物販を主に行う中小企業でした。倒産することは当日の朝知らされました。

「今日で会社は終了です」

なんというパワーワード。立ち眩みがする。

以前、予兆を感じて社長に確認をしたこともありましたが、「そんなことは無い!」の一点張りだっただけに、これ正に晴天の霹靂。

後に知りましたが弁護士との約束事で、社員とはいえ当日まで他言することは許されていなかったとのこと。

ただ何故か、その日に限って取引先の人が「社長に会わせろ!」「連絡を取れ!」とやってきました。この人達が何故倒産を察知し当日に来れたのかは未だに謎です。

翌日からは職場の出入りを禁止され、一切の物を持ち出せなくなるので、スタッフに自分の持ち物は全て持ち帰るように指示。

動揺が大きく泣き出す子も。対応に追われバタバタと時間が過ぎ、あっという間に日が暮れました。

社長とは夜にかかってきた電話で話したきり。もう何かを話す心境でもなく「お世話になりました」とだけ伝えて電話を切りました。その後も社長とはお会いしていません。

そして10年以上勤めた職を失いました。


倒産から2日後

全ての連絡は弁護士を通すようにと手紙で指示があり、社長への直接連絡を一切禁止れました。

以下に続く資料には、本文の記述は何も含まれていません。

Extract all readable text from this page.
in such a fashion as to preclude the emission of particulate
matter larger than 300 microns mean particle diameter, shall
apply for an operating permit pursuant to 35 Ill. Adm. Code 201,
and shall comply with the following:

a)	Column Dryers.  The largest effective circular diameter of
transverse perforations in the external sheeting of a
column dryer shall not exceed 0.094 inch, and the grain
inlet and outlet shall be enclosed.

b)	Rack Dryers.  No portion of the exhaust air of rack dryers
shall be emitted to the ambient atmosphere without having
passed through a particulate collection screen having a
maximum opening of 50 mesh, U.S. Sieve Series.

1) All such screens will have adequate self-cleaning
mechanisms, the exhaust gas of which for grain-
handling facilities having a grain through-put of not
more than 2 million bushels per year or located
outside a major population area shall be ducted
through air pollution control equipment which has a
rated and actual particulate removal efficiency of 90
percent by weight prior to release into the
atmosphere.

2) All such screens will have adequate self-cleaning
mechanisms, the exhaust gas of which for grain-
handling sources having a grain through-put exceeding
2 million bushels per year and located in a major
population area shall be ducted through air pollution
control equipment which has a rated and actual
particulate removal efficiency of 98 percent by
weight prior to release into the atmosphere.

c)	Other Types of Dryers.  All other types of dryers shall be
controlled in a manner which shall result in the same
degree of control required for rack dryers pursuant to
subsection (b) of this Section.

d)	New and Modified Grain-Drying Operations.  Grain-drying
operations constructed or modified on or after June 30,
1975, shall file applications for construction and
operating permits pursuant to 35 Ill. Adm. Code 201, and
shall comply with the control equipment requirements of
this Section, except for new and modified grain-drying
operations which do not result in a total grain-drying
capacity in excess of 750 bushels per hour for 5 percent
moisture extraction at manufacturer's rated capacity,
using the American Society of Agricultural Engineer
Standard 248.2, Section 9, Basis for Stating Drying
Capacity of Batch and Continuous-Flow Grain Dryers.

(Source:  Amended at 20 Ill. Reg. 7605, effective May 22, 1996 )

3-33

倒産から2日後、書類を提出するよう指示もあったので、記入の説明も兼ねて近隣で集まれるスタッフには声をかけ会うことに。場所を変えてこれを2個所で行いました。

次の仕事を探し始めた子、地元に帰る子、しばらくは何もしないと決めた子など様々。皆と別れたあと急にどうしようもない淋しさに襲われました。

特に、地元に帰った子達とはその後会えていないので、最後に直接会って話をする機会を設けて本当に良かったなと感じています。

倒産後の手続

未払賃金の立替払請求書の記入と郵送

まず最初に記入した資料がこの未払賃金の立替払請求書です。

未払賃金立替制度とは会社が倒産した時に生じた未払給与の一部を国が替わって支払ってくれる制度の事です。

こちらの書類は倒産の翌日に封書で届いたので請求者として自分の名前や住所、振込先の記入をして返送しました。

この未払金はのちに決定額の通知が届き、その後振込がされました。

書類郵送から振込までは約3カ月半。私の場合金額は、倒産当時の月給のおおよそ1.1か月分でした(手取りではなく総支給額の約1.1カ月分)。

倒産後に社長が行方をくらまし、この書類自体が届かず困っている方もいらっしゃるとのこと。対応は会社によって様々なんですね。

最悪な状況下でも恵まれていたのだということを知りました。

少しでも給与の振り込みがあるのは大変有難かったのですが、期間が3カ月以上かかったので、すぐにお金が振り込まれる訳ではないことは、知っておいた方が良いかもしれません。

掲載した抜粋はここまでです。